Dédé soon became a violin prodigy after studying under Italian-born composer and theater-orchestra conductor Ludovico Gabici, and conductor of the New Orleans Free Creoles of Color Philharmonic Society Christian Debergue. Dédé advanced his technique studies in New Orleans under Eugene Prevost, French-born winner of 1831 Prix de Rome and conductor of Orchestras at the Theater d’Orleans, and Charles Richard Lambert, who was a free black musician, music teacher, and conductor from New York who had moved to New Orleans.

In 1848, Dédé moved to Mexico, as did many free Creoles of color after race relations in New Orleans worsened following the end of the Mexican-American War. Dédé returned to New Orleans in 1851 where he wrote and published “Mon Pauvre Coeur” (My Poor Heart), which is considered the oldest piece of sheet music published by a New Orleans free Creole of color.

Dédé worked as a cigar-maker, which allowed him to earn enough money to move to Europe to further pursue his music education. In 1857, he entered the Paris Conservatory for Advanced Musical Study. He then moved to Bordeaux where he became conductor for the L’Alcazar orchestra. Good trade relations between Bordeaux and Louisiana meant a large number of free Creoles of color settled in the French town, and Dédé experienced less racial prejudice in France than in the United States.
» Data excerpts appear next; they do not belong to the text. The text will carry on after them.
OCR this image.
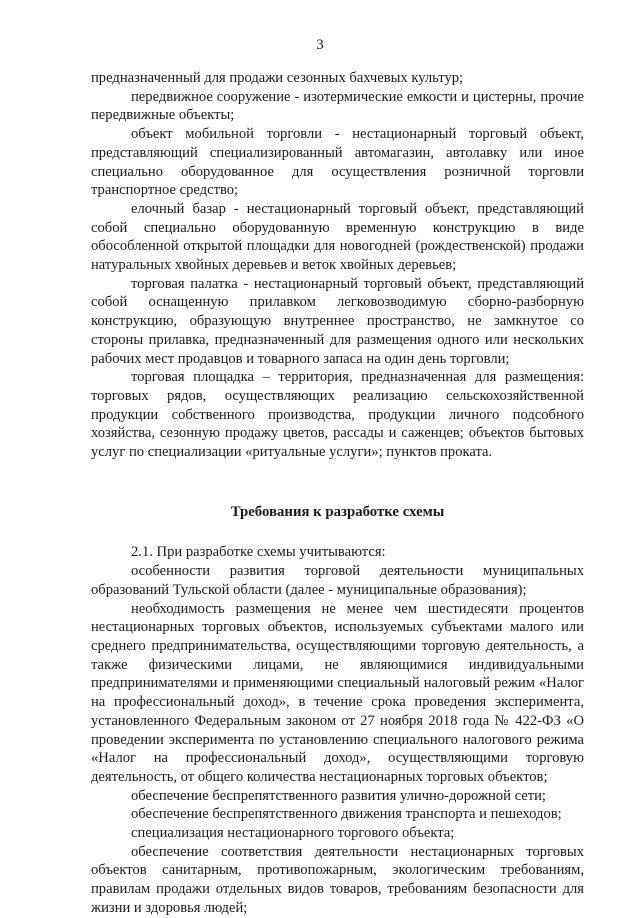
3

предназначенный для продажи сезонных бахчевых культур;

передвижное сооружение - изотермические емкости и цистерны, прочие передвижные объекты;

объект мобильной торговли - нестационарный торговый объект, представляющий специализированный автомагазин, автолавку или иное специально оборудованное для осуществления розничной торговли транспортное средство;

елочный базар - нестационарный торговый объект, представляющий собой специально оборудованную временную конструкцию в виде обособленной открытой площадки для новогодней (рождественской) продажи натуральных хвойных деревьев и веток хвойных деревьев;

торговая палатка - нестационарный торговый объект, представляющий собой оснащенную прилавком легковозводимую сборно-разборную конструкцию, образующую внутреннее пространство, не замкнутое со стороны прилавка, предназначенный для размещения одного или нескольких рабочих мест продавцов и товарного запаса на один день торговли;

торговая площадка – территория, предназначенная для размещения: торговых рядов, осуществляющих реализацию сельскохозяйственной продукции собственного производства, продукции личного подсобного хозяйства, сезонную продажу цветов, рассады и саженцев; объектов бытовых услуг по специализации «ритуальные услуги»; пунктов проката.

Требования к разработке схемы

2.1. При разработке схемы учитываются:

особенности развития торговой деятельности муниципальных образований Тульской области (далее - муниципальные образования);

необходимость размещения не менее чем шестидесяти процентов нестационарных торговых объектов, используемых субъектами малого или среднего предпринимательства, осуществляющими торговую деятельность, а также физическими лицами, не являющимися индивидуальными предпринимателями и применяющими специальный налоговый режим «Налог на профессиональный доход», в течение срока проведения эксперимента, установленного Федеральным законом от 27 ноября 2018 года № 422-ФЗ «О проведении эксперимента по установлению специального налогового режима «Налог на профессиональный доход», осуществляющими торговую деятельность, от общего количества нестационарных торговых объектов;

обеспечение беспрепятственного развития улично-дорожной сети;

обеспечение беспрепятственного движения транспорта и пешеходов;

специализация нестационарного торгового объекта;

обеспечение соответствия деятельности нестационарных торговых объектов санитарным, противопожарным, экологическим требованиям, правилам продажи отдельных видов товаров, требованиям безопасности для жизни и здоровья людей;
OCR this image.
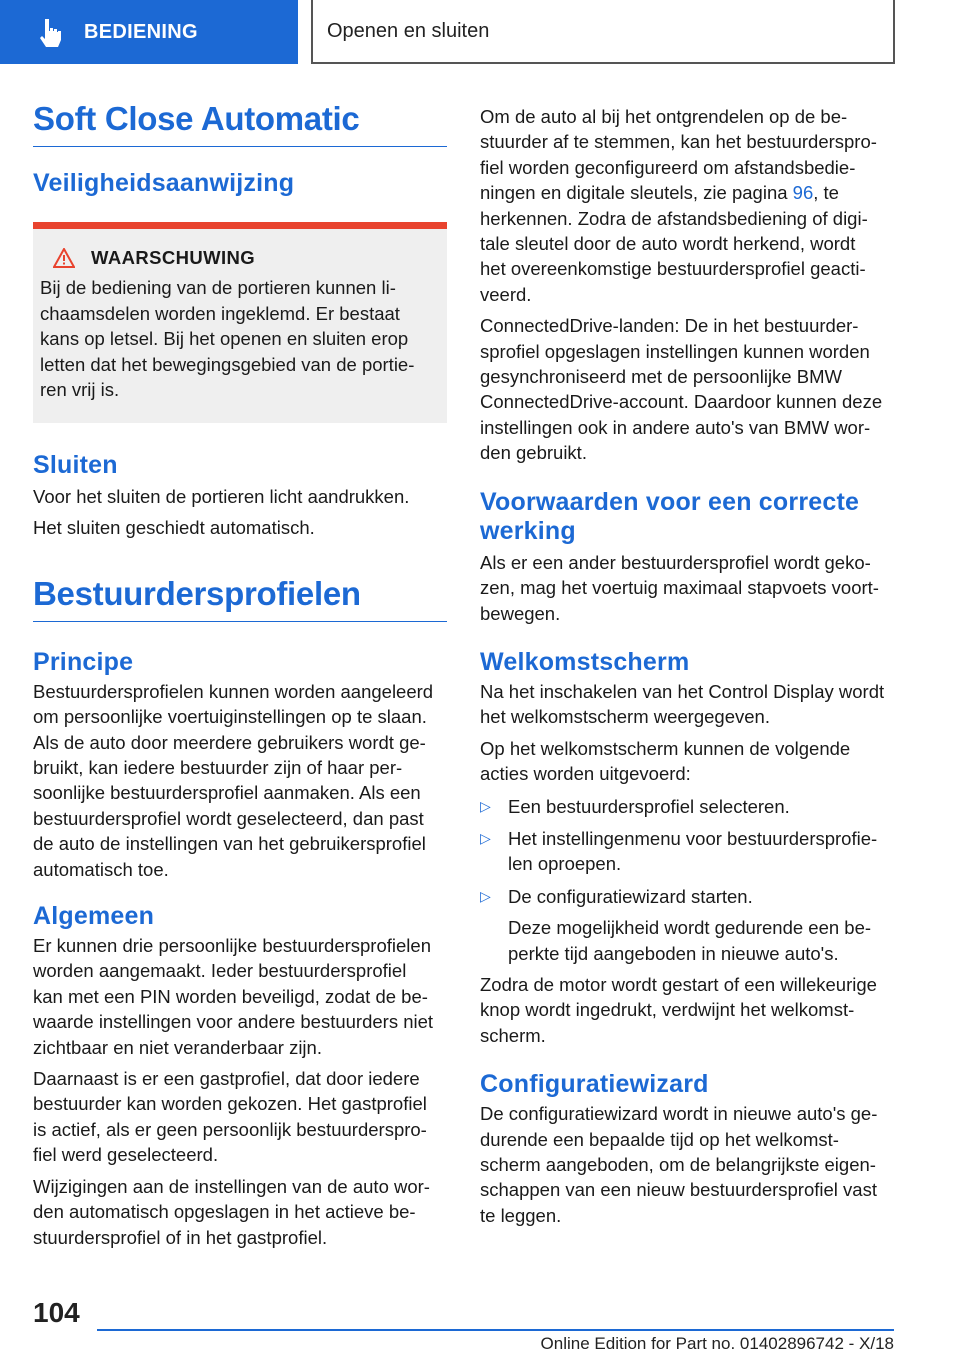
BEDIENING	Openen en sluiten
Soft Close Automatic
Veiligheidsaanwijzing
WAARSCHUWING

Bij de bediening van de portieren kunnen li‐
chaamsdelen worden ingeklemd. Er bestaat
kans op letsel. Bij het openen en sluiten erop
letten dat het bewegingsgebied van de portie‐
ren vrij is.

Sluiten

Voor het sluiten de portieren licht aandrukken.

Het sluiten geschiedt automatisch.

Bestuurdersprofielen
Principe

Bestuurdersprofielen kunnen worden aangeleerd
om persoonlijke voertuiginstellingen op te slaan.
Als de auto door meerdere gebruikers wordt ge‐
bruikt, kan iedere bestuurder zijn of haar per‐
soonlijke bestuurdersprofiel aanmaken. Als een
bestuurdersprofiel wordt geselecteerd, dan past
de auto de instellingen van het gebruikersprofiel
automatisch toe.

Algemeen

Er kunnen drie persoonlijke bestuurdersprofielen
worden aangemaakt. Ieder bestuurdersprofiel
kan met een PIN worden beveiligd, zodat de be‐
waarde instellingen voor andere bestuurders niet
zichtbaar en niet veranderbaar zijn.

Daarnaast is er een gastprofiel, dat door iedere
bestuurder kan worden gekozen. Het gastprofiel
is actief, als er geen persoonlijk bestuurderspro‐
fiel werd geselecteerd.

Wijzigingen aan de instellingen van de auto wor‐
den automatisch opgeslagen in het actieve be‐
stuurdersprofiel of in het gastprofiel.

Om de auto al bij het ontgrendelen op de be‐
stuurder af te stemmen, kan het bestuurderspro‐
fiel worden geconfigureerd om afstandsbedie‐
ningen en digitale sleutels, zie pagina 96, te
herkennen. Zodra de afstandsbediening of digi‐
tale sleutel door de auto wordt herkend, wordt
het overeenkomstige bestuurdersprofiel geacti‐
veerd.

ConnectedDrive-landen: De in het bestuurder‐
sprofiel opgeslagen instellingen kunnen worden
gesynchroniseerd met de persoonlijke BMW
ConnectedDrive-account. Daardoor kunnen deze
instellingen ook in andere auto's van BMW wor‐
den gebruikt.

Voorwaarden voor een correcte
werking

Als er een ander bestuurdersprofiel wordt geko‐
zen, mag het voertuig maximaal stapvoets voort‐
bewegen.

Welkomstscherm

Na het inschakelen van het Control Display wordt
het welkomstscherm weergegeven.

Op het welkomstscherm kunnen de volgende
acties worden uitgevoerd:

▷ Een bestuurdersprofiel selecteren.

▷ Het instellingenmenu voor bestuurdersprofie‐
len oproepen.

▷ De configuratiewizard starten.

Deze mogelijkheid wordt gedurende een be‐
perkte tijd aangeboden in nieuwe auto's.

Zodra de motor wordt gestart of een willekeurige
knop wordt ingedrukt, verdwijnt het welkomst‐
scherm.

Configuratiewizard

De configuratiewizard wordt in nieuwe auto's ge‐
durende een bepaalde tijd op het welkomst‐
scherm aangeboden, om de belangrijkste eigen‐
schappen van een nieuw bestuurdersprofiel vast
te leggen.

104
Online Edition for Part no. 01402896742 - X/18
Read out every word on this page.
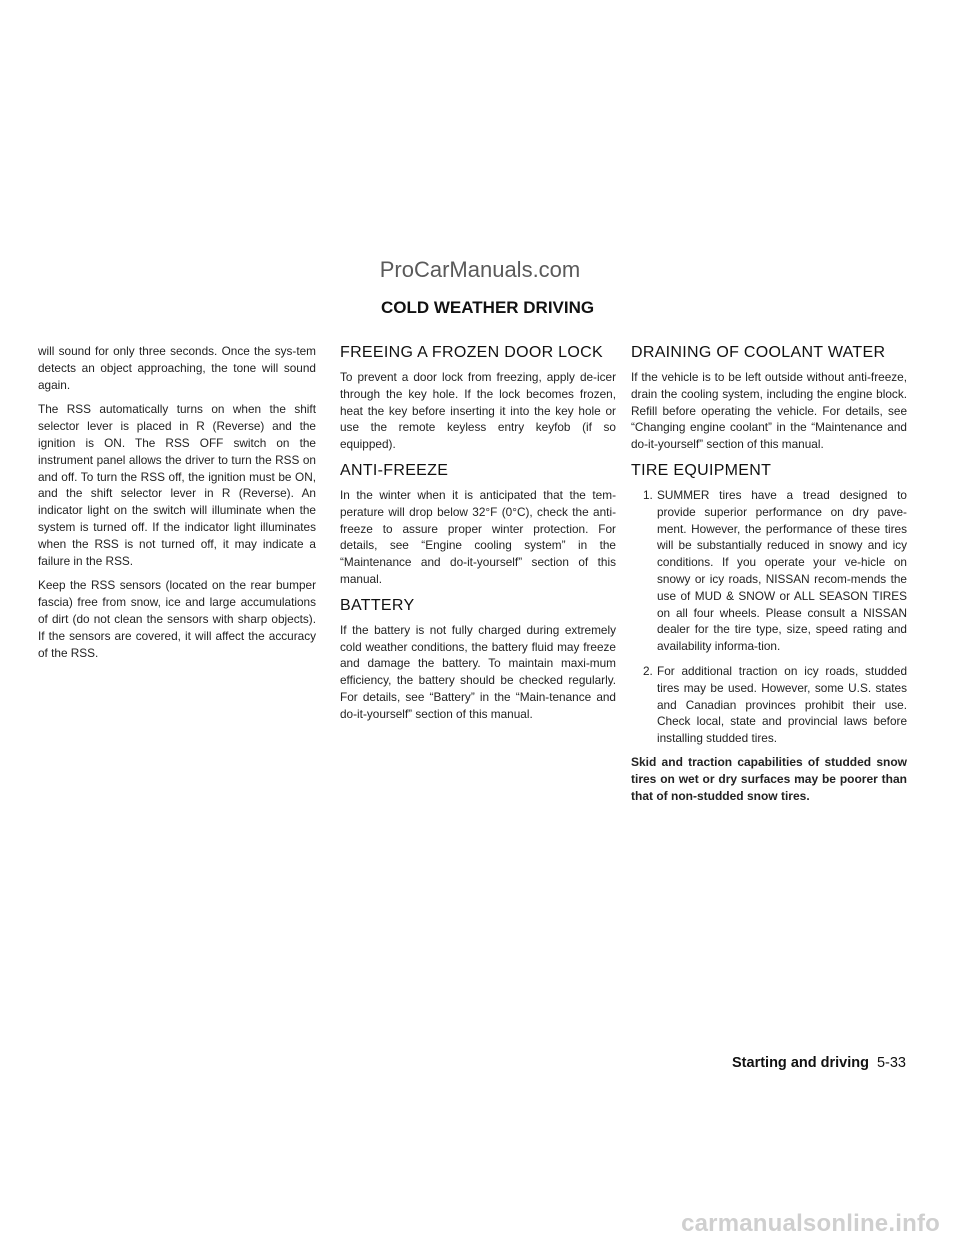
ProCarManuals.com
COLD WEATHER DRIVING

will sound for only three seconds. Once the sys-tem detects an object approaching, the tone will sound again.

The RSS automatically turns on when the shift selector lever is placed in R (Reverse) and the ignition is ON. The RSS OFF switch on the instrument panel allows the driver to turn the RSS on and off. To turn the RSS off, the ignition must be ON, and the shift selector lever in R (Reverse). An indicator light on the switch will illuminate when the system is turned off. If the indicator light illuminates when the RSS is not turned off, it may indicate a failure in the RSS.

Keep the RSS sensors (located on the rear bumper fascia) free from snow, ice and large accumulations of dirt (do not clean the sensors with sharp objects). If the sensors are covered, it will affect the accuracy of the RSS.

FREEING A FROZEN DOOR LOCK

To prevent a door lock from freezing, apply de-icer through the key hole. If the lock becomes frozen, heat the key before inserting it into the key hole or use the remote keyless entry keyfob (if so equipped).

ANTI-FREEZE

In the winter when it is anticipated that the tem-perature will drop below 32°F (0°C), check the anti-freeze to assure proper winter protection. For details, see “Engine cooling system” in the “Maintenance and do-it-yourself” section of this manual.

BATTERY

If the battery is not fully charged during extremely cold weather conditions, the battery fluid may freeze and damage the battery. To maintain maxi-mum efficiency, the battery should be checked regularly. For details, see “Battery” in the “Main-tenance and do-it-yourself” section of this manual.

DRAINING OF COOLANT WATER

If the vehicle is to be left outside without anti-freeze, drain the cooling system, including the engine block. Refill before operating the vehicle. For details, see “Changing engine coolant” in the “Maintenance and do-it-yourself” section of this manual.

TIRE EQUIPMENT
1. SUMMER tires have a tread designed to provide superior performance on dry pave-ment. However, the performance of these tires will be substantially reduced in snowy and icy conditions. If you operate your ve-hicle on snowy or icy roads, NISSAN recom-mends the use of MUD & SNOW or ALL SEASON TIRES on all four wheels. Please consult a NISSAN dealer for the tire type, size, speed rating and availability informa-tion.
2. For additional traction on icy roads, studded tires may be used. However, some U.S. states and Canadian provinces prohibit their use. Check local, state and provincial laws before installing studded tires.

Skid and traction capabilities of studded snow tires on wet or dry surfaces may be poorer than that of non-studded snow tires.

Starting and driving 5-33
carmanualsonline.info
During his years in Bordeaux, Dédé was a popular and prolific music composer, writing ballets, operettas, opera-comiques, overtures, and more than 250 dances and songs. The vast majority of the surviving copies of Dédé’s works are from this period of his life, stored at the National Library of France in Paris. Despite his enormous popularity in France, the performance of Dédé’s Quasimodo Symphony by a New Orleans orchestra in 1865 was a rare American performance of one of Dédé’s compositions.

In 1864, Dédé married Sylvie Leflat, a French woman of the elite class. The two had a son, Eugene Arcade Dédé, who also became a composer and musician.

Dédé made one return trip to New Orleans in 1893, when his ship hit bad weather and was forced to dock near Galveston, Texas for two months; his prized Cremona violin was lost in the event. He remained in the United States until 1894 and spent some time travelling to cities around the country to give violin concerts. He returned to Paris in 1894 and died there in 1903.